In the Presence of Greatness? (Part 1 – Christian Wolff, AMM)

Saturday 23 May 2009

A friend has just been visiting and travelling around Europe, seeking out ageing and obscure musicians and filmmakers from the previous century, meeting them and, if possible, interviewing them. I wonder if there’s a similar impulse in what I’ve been doing since I arrived in London – catching up on history. I’ve been more interested in seeing old, established artists than in seeking out something new.

I’m starting to feel like a type of collector. I tell myself I’m going there as a witness, but I’m not sure what it is I think I’m witnessing. Personality? Magic? An insight into how they work?

A couple of weeks ago I went to Conway Hall to see Christian Wolff, last survivor of the co-called New York School. He was performing selections from his series of Exercises, a set of pieces begun in the early 1970s, which allow musicians to find their own ways to follow each other through a common set of shared melodic material. It is, in effect, music born out of consensus.

Accompanied by the Post Quartet (reduced to a trio due to illness) and occasional percussionists, Wolff sat at the piano, balancing a melodica on his lap, and… did nothing, except make sounds. His onstage personality was as self-effacing as his music. The material is so “poor” and undistinguished it directs attention away from itself, toward the gently ragged, meandering sounds produced by the ensemble. At worst, the Exercises are bland and lulling, at their best (as in the spare, ephemeral piece for microtonal sounds) they unfolded like a benign force of nature – affirming John Cage’s belief that art should aspire to nature. Wolff, however, achieves this through social interaction, rather than through Cage’s reliance on the impersonal*.

Later that evening AMM played, in their current lineup of John Tilbury and Eddie Prévost, accompanied by Wolff, John Butcher on saxophone, and Ute Kanngiesser on cello. They improvised for an hour without a break. At first, Wolff sat beside Tilbury at the piano, making small noises in the highest realms of the keyboard, before moving to an electric guitar resting on a table. And, of course, there was the melodica.

A feeling of stasis and troubled quietness was maintained for the hour, yet with each musician producing occasional passages of restless activity. It was a far cry from the witless freneticism that has become a cliché of free improvisation, but it never found a period of the sustained immobility which has become prevalent amongst many improvisers in recent years.

These later static-and-silence musicians are the descendants of the style AMM developed over forty years ago. At Conway Hall the musicians were very skillful, but the music never lifts me the way the greatest moments of improvisation can do.

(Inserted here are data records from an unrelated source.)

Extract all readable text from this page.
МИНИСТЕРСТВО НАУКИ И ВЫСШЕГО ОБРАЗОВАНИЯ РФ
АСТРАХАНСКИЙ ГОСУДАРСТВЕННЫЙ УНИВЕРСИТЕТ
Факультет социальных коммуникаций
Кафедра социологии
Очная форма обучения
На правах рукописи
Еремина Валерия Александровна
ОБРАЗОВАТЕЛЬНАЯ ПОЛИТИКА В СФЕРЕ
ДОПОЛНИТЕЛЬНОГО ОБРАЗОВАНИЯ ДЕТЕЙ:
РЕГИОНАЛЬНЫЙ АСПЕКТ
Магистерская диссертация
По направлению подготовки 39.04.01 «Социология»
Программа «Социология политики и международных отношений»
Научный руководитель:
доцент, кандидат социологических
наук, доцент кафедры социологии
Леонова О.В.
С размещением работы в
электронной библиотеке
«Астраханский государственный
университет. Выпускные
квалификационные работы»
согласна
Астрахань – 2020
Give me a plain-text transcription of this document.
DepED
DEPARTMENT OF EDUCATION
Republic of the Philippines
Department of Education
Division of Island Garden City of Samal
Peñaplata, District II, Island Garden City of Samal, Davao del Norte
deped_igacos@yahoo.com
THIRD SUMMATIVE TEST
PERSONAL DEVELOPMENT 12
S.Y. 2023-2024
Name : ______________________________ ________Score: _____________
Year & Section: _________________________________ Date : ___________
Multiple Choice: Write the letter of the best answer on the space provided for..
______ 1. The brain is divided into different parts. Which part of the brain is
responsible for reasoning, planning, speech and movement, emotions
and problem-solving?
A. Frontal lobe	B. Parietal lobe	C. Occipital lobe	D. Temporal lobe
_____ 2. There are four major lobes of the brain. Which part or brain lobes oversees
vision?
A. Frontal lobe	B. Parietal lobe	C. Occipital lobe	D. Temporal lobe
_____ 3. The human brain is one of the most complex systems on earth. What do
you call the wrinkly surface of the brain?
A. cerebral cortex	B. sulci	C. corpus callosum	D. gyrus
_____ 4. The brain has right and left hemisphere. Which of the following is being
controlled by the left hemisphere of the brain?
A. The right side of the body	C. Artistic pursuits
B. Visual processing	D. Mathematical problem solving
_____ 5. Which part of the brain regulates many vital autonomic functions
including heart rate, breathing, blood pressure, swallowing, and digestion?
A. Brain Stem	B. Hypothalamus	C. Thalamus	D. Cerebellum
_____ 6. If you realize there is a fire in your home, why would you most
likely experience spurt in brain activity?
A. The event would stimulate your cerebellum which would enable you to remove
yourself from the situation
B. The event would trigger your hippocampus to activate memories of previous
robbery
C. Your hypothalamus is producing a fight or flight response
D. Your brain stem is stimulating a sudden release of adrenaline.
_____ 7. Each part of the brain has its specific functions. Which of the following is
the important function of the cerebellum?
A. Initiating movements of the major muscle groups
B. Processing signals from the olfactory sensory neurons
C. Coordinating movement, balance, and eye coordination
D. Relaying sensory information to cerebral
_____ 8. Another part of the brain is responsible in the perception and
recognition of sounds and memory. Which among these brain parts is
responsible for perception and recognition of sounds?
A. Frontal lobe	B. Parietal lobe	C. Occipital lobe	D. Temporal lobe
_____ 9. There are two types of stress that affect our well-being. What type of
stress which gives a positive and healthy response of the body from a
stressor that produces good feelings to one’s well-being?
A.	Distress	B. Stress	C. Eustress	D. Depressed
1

Should I be disappointed? Of course not, no-one expects every gig like this to be transcendent; but on the other hand should I feel privileged to witness this particular grouping of musicians playing together? Why was I sitting there listening to it? For a sense of history, or for the music?

* Wolff did impose at one point to suggest they all start over on his latest piece, which came adrift early on. The impersonal interposed during the last piece, when the cellist’s microphone toppled over the edge of the stage and crashed to the floor, where it remained for the duration. Watch out for this if you find a recording.